Before and after using Stout's The Smart Cultivator
While some growers keep any developments for themselves, Stout was spun out as its own company because at its core it’s an artificial intelligence company.
“Stout is focused on applying AI in agriculture, which takes the form of both mechanical realizations in the field but also takes the form of data provision that can be actuated across any number of different types of existing and new equipment,” Shedd said. “It’s about providing plant-level data and information that impacts the plant like soil analysis and pest detection.”
“The other path you see is growers who are looking for solutions for their fields and can’t find what they need built to the standards that are required, so they start up their own R&D.” - Brent Shedd
Organic growing, he noted, is more about what you can’t do than what you can, and Stout’s AI solutions can make a big difference by providing data that helps growers find better alternatives to harmful inputs that the organic industry is built on eliminating.

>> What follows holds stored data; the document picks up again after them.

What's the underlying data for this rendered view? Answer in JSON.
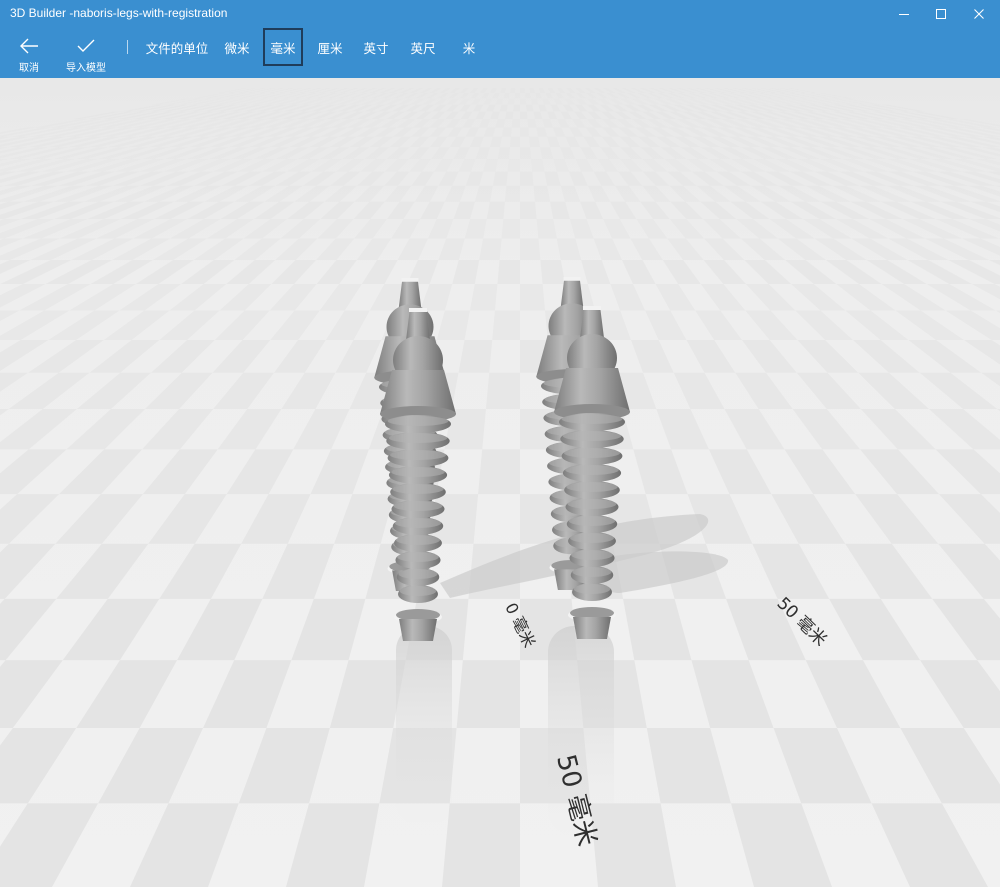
{
  "window": {
    "title": "3D Builder -naboris-legs-with-registration"
  },
  "toolbar": {
    "cancel_label": "取消",
    "import_label": "导入模型",
    "units_heading": "文件的单位",
    "units": [
      {
        "label": "微米",
        "selected": false
      },
      {
        "label": "毫米",
        "selected": true
      },
      {
        "label": "厘米",
        "selected": false
      },
      {
        "label": "英寸",
        "selected": false
      },
      {
        "label": "英尺",
        "selected": false
      },
      {
        "label": "米",
        "selected": false
      }
    ]
  },
  "viewport": {
    "scale_labels": {
      "origin": "0 毫米",
      "right": "50 毫米",
      "front": "50 毫米"
    }
  },
  "colors": {
    "accent": "#3a8fd0",
    "selected_border": "#1f3c5a",
    "model_gray": "#9c9c9c",
    "floor_light": "#f4f4f4",
    "floor_dark": "#e4e4e4"
  },
  "icons": {
    "cancel": "arrow-left-icon",
    "import": "checkmark-icon",
    "minimize": "minimize-icon",
    "maximize": "maximize-icon",
    "close": "close-icon"
  }
}
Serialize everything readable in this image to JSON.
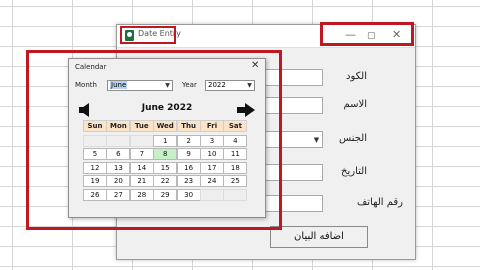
{
  "main_window": {
    "title": "Date Entry",
    "controls": {
      "minimize": "—",
      "maximize": "▢",
      "close": "✕"
    },
    "fields": [
      {
        "label": "الكود"
      },
      {
        "label": "الاسم"
      },
      {
        "label": "الجنس"
      },
      {
        "label": "التاريخ"
      },
      {
        "label": "رقم الهاتف"
      }
    ],
    "add_button": "اضافه البيان"
  },
  "calendar": {
    "title": "Calendar",
    "close": "✕",
    "month_label": "Month",
    "month_value": "June",
    "year_label": "Year",
    "year_value": "2022",
    "header": "June 2022",
    "weekdays": [
      "Sun",
      "Mon",
      "Tue",
      "Wed",
      "Thu",
      "Fri",
      "Sat"
    ],
    "weeks": [
      [
        "",
        "",
        "",
        "1",
        "2",
        "3",
        "4"
      ],
      [
        "5",
        "6",
        "7",
        "8",
        "9",
        "10",
        "11"
      ],
      [
        "12",
        "13",
        "14",
        "15",
        "16",
        "17",
        "18"
      ],
      [
        "19",
        "20",
        "21",
        "22",
        "23",
        "24",
        "25"
      ],
      [
        "26",
        "27",
        "28",
        "29",
        "30",
        "",
        ""
      ]
    ],
    "selected_day": "8",
    "selected_color": "#c8f0c8",
    "header_color": "#fbe3c8"
  },
  "highlight_color": "#c01822"
}
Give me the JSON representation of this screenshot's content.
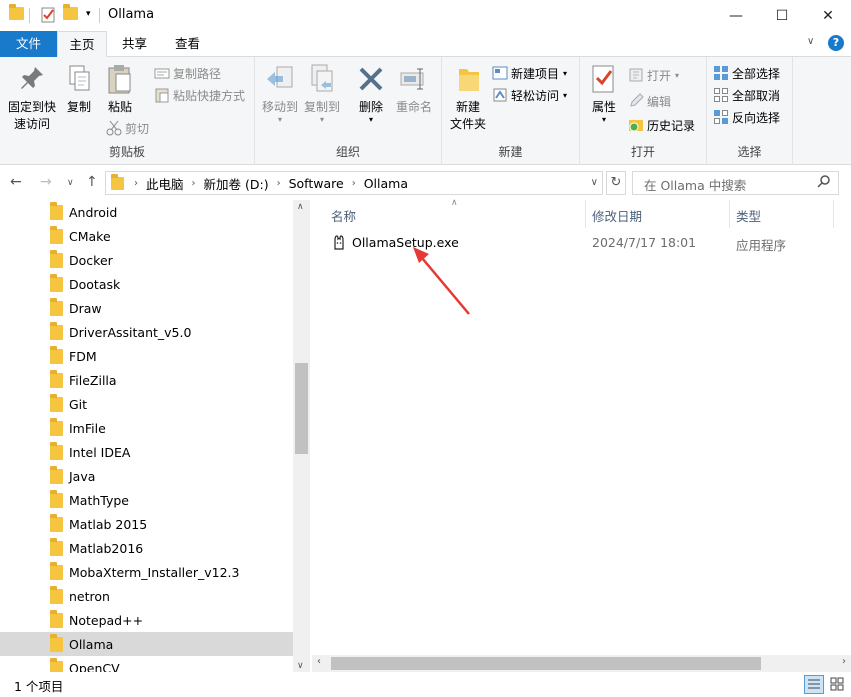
{
  "window": {
    "title": "Ollama",
    "minimize": "—",
    "maximize": "☐",
    "close": "✕",
    "help": "?"
  },
  "tabs": [
    "文件",
    "主页",
    "共享",
    "查看"
  ],
  "ribbon": {
    "clipboard": {
      "label": "剪贴板",
      "pin": "固定到快\n速访问",
      "pin_line1": "固定到快",
      "pin_line2": "速访问",
      "copy": "复制",
      "paste": "粘贴",
      "copy_path": "复制路径",
      "paste_shortcut": "粘贴快捷方式",
      "cut": "剪切"
    },
    "organize": {
      "label": "组织",
      "move_to": "移动到",
      "copy_to": "复制到",
      "delete": "删除",
      "rename": "重命名"
    },
    "new": {
      "label": "新建",
      "new_folder_line1": "新建",
      "new_folder_line2": "文件夹",
      "new_item": "新建项目",
      "easy_access": "轻松访问"
    },
    "open": {
      "label": "打开",
      "properties": "属性",
      "open": "打开",
      "edit": "编辑",
      "history": "历史记录"
    },
    "select": {
      "label": "选择",
      "select_all": "全部选择",
      "select_none": "全部取消",
      "invert": "反向选择"
    }
  },
  "address": {
    "crumbs": [
      "此电脑",
      "新加卷 (D:)",
      "Software",
      "Ollama"
    ],
    "search_placeholder": "在 Ollama 中搜索"
  },
  "nav_items": [
    "Android",
    "CMake",
    "Docker",
    "Dootask",
    "Draw",
    "DriverAssitant_v5.0",
    "FDM",
    "FileZilla",
    "Git",
    "ImFile",
    "Intel IDEA",
    "Java",
    "MathType",
    "Matlab 2015",
    "Matlab2016",
    "MobaXterm_Installer_v12.3",
    "netron",
    "Notepad++",
    "Ollama",
    "OpenCV"
  ],
  "selected_nav": "Ollama",
  "columns": {
    "name": "名称",
    "date": "修改日期",
    "type": "类型"
  },
  "files": [
    {
      "name": "OllamaSetup.exe",
      "date": "2024/7/17 18:01",
      "type": "应用程序"
    }
  ],
  "status": {
    "count": "1 个项目"
  },
  "colors": {
    "file_tab": "#1979ca",
    "arrow": "#e53935",
    "folder": "#f5c542"
  }
}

Stout's The Smart Cultivator
“Right now, we’re selling every Smart Cultivator that we can build,” Shedd said. “We’re still [in the] early stages relative to awareness that there is an AI-powered, software-defined weeding implement available that recognizes the individual crops, the individual weeds, and can provide that type of data to the grower.”
The Smart Cultivator is a unique solution in that regard, giving growers actual data about their field that can help with operational decisions to further reduce costs.
Stout's True Vision System
“We have a Smart Sprayer that uses the same AI model, neural network, and vision system to identify the environment, the plant, the weeds, the soil, and all of that,” Shedd said. “That points toward the possibilities that exist in applying that same system to as many different types of agricultural implements as you can imagine.”
“Right now, we’re selling every Smart Cultivator that we can build.” - Brent Shedd
Essentially, Stout can take a “dumb” implement and turn it into a “smart” implement by applying this back-end system to it. The capabilities depend on the implement, but the system itself is designed to operate in all lighting conditions, soil types, and a large number of crops. That number continues to grow as the AI trains on new input every day.
Stout continues to collaborate directly with its customers to build and launch solutions that solve actual problems in the field, particularly in areas such as labor and sustainability.
“We see opportunities around data and delivering data in a way that growers can put to use in the field,” Shedd said. “There’s a ton of data available from these machines, but the trick is processing and delivering that data in ways that the grower can use to save money and resources. It’s not just about the labor replacement side, which is important, but beyond that, it’s about lowering inputs and costs or optimizing practices in the field—data that can help growers increase their margins.”
Stout's The Smart Cultivator
He emphasizes that the machines Stout builds are manufactured specifically for the rigors of the field.
“There’s a ton of data available from these machines, but the trick is processing and delivering that data in ways that the grower can use to save money and resources." - Brent Shedd
“We hear all the time from customers who are blown away by the quality of the build and the heft of the implement itself, and it’s because it was built by a grower for a grower operation,” Shedd said. “Our machines are working six days a week, 18 hours a day, three shifts, and they just work.”
Looking ahead five years, Shedd sees the company playing a leadership role in the application of AI in agriculture, with more software-defined implements that have even greater capabilities.